Commercial Payer Coverage and Differences

While many commercial insurance payers align with Medicare’s coding guidelines, there can be variations in coverage and billing rules for thoracentesis:

  • Bundling and edits: Most private payers implement coding edits similar to NCCI, meaning they also will not pay separately for things like post-procedure chest X-rays or unbundled imaging guidance.
  • Prior authorization: Unlike Medicare, many commercial insurers require prior authorization for outpatient hospital procedures or even office procedures like thoracentesis.
  • Bilateral procedure billing: Some commercial payers want two line items (32554 LT and 32554 RT) instead of a single 32554-50 line. Always refer to the payer’s billing manual.

Documentation Requirements to Support Billing

High-quality documentation is the foundation for correct coding. Key documentation points include:

  • Indication: Document the reason (e.g. “Large left pleural effusion causing shortness of breath”).
  • Technique details: Describe the site, needle size, and specifically whether imaging guidance was used.
  • Imaging results (if applicable): If ultrasound guidance was used (CPT 32555), document it thoroughly (e.g. “Ultrasound guidance was used to identify a pocket of fluid; images were saved to PACS”) [2].
  • Volume and character: Record the amount of fluid removed (e.g. “1200 mL of straw-colored fluid”).
  • Separate procedures: If any other procedure was done at the same session, document it clearly to justify any distinct service modifiers.
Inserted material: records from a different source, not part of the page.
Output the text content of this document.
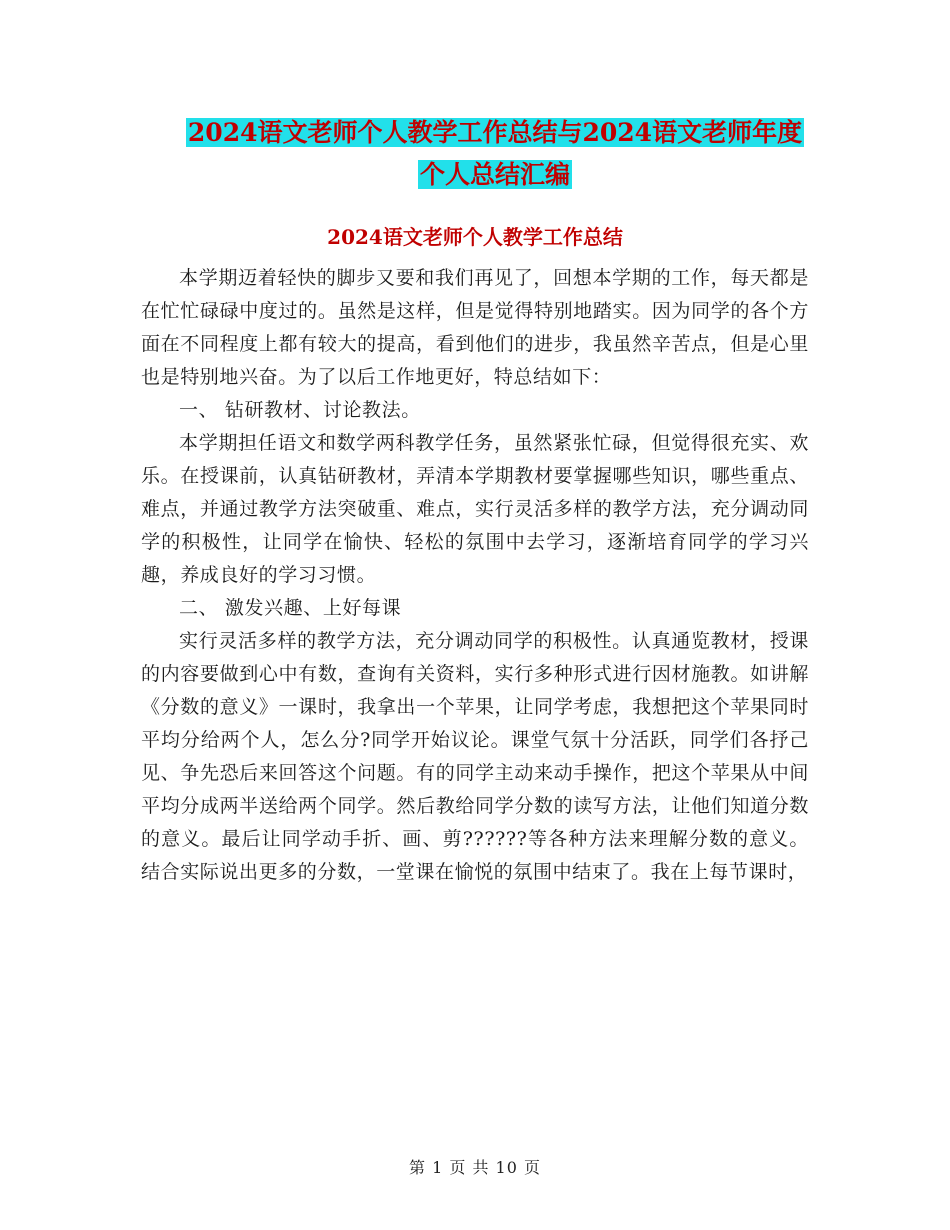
2024语文老师个人教学工作总结与2024语文老师年度
个人总结汇编
2024语文老师个人教学工作总结

本学期迈着轻快的脚步又要和我们再见了，回想本学期的工作，每天都是在忙忙碌碌中度过的。虽然是这样，但是觉得特别地踏实。因为同学的各个方面在不同程度上都有较大的提高，看到他们的进步，我虽然辛苦点，但是心里也是特别地兴奋。为了以后工作地更好，特总结如下：

一、 钻研教材、讨论教法。

本学期担任语文和数学两科教学任务，虽然紧张忙碌，但觉得很充实、欢乐。在授课前，认真钻研教材，弄清本学期教材要掌握哪些知识，哪些重点、难点，并通过教学方法突破重、难点，实行灵活多样的教学方法，充分调动同学的积极性，让同学在愉快、轻松的氛围中去学习，逐渐培育同学的学习兴趣，养成良好的学习习惯。

二、 激发兴趣、上好每课

实行灵活多样的教学方法，充分调动同学的积极性。认真通览教材，授课的内容要做到心中有数，查询有关资料，实行多种形式进行因材施教。如讲解《分数的意义》一课时，我拿出一个苹果，让同学考虑，我想把这个苹果同时平均分给两个人，怎么分?同学开始议论。课堂气氛十分活跃，同学们各抒己见、争先恐后来回答这个问题。有的同学主动来动手操作，把这个苹果从中间平均分成两半送给两个同学。然后教给同学分数的读写方法，让他们知道分数的意义。最后让同学动手折、画、剪??????等各种方法来理解分数的意义。结合实际说出更多的分数，一堂课在愉悦的氛围中结束了。我在上每节课时，

第 1 页 共 10 页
Common Reasons for Denials and How to Avoid Them

  • Denial: “Procedure not documented” – Occurs when 32555 is billed but the op note doesn’t mention ultrasound use. Fix: Ensure the note explicitly states imaging was used and saved.
  • Denial: “Bundled service” – Occurs if you bill 71045 (chest X-ray) or 76942 (ultrasound) on the same day. Fix: Follow NCCI bundling rules; do not bill routine post-procedure imaging [8].
  • Denial: “Missing modifier” – Occurs if an E/M is billed without modifier 25, or bilateral procedures are billed without modifier 50/RT/LT. Fix: Double-check modifier usage.
  • Denial: “Medical necessity” – Occurs if the diagnosis code is non-specific (e.g., “cough”) instead of the condition (e.g., J90 Pleural Effusion). Fix: Use specific ICD-10 codes.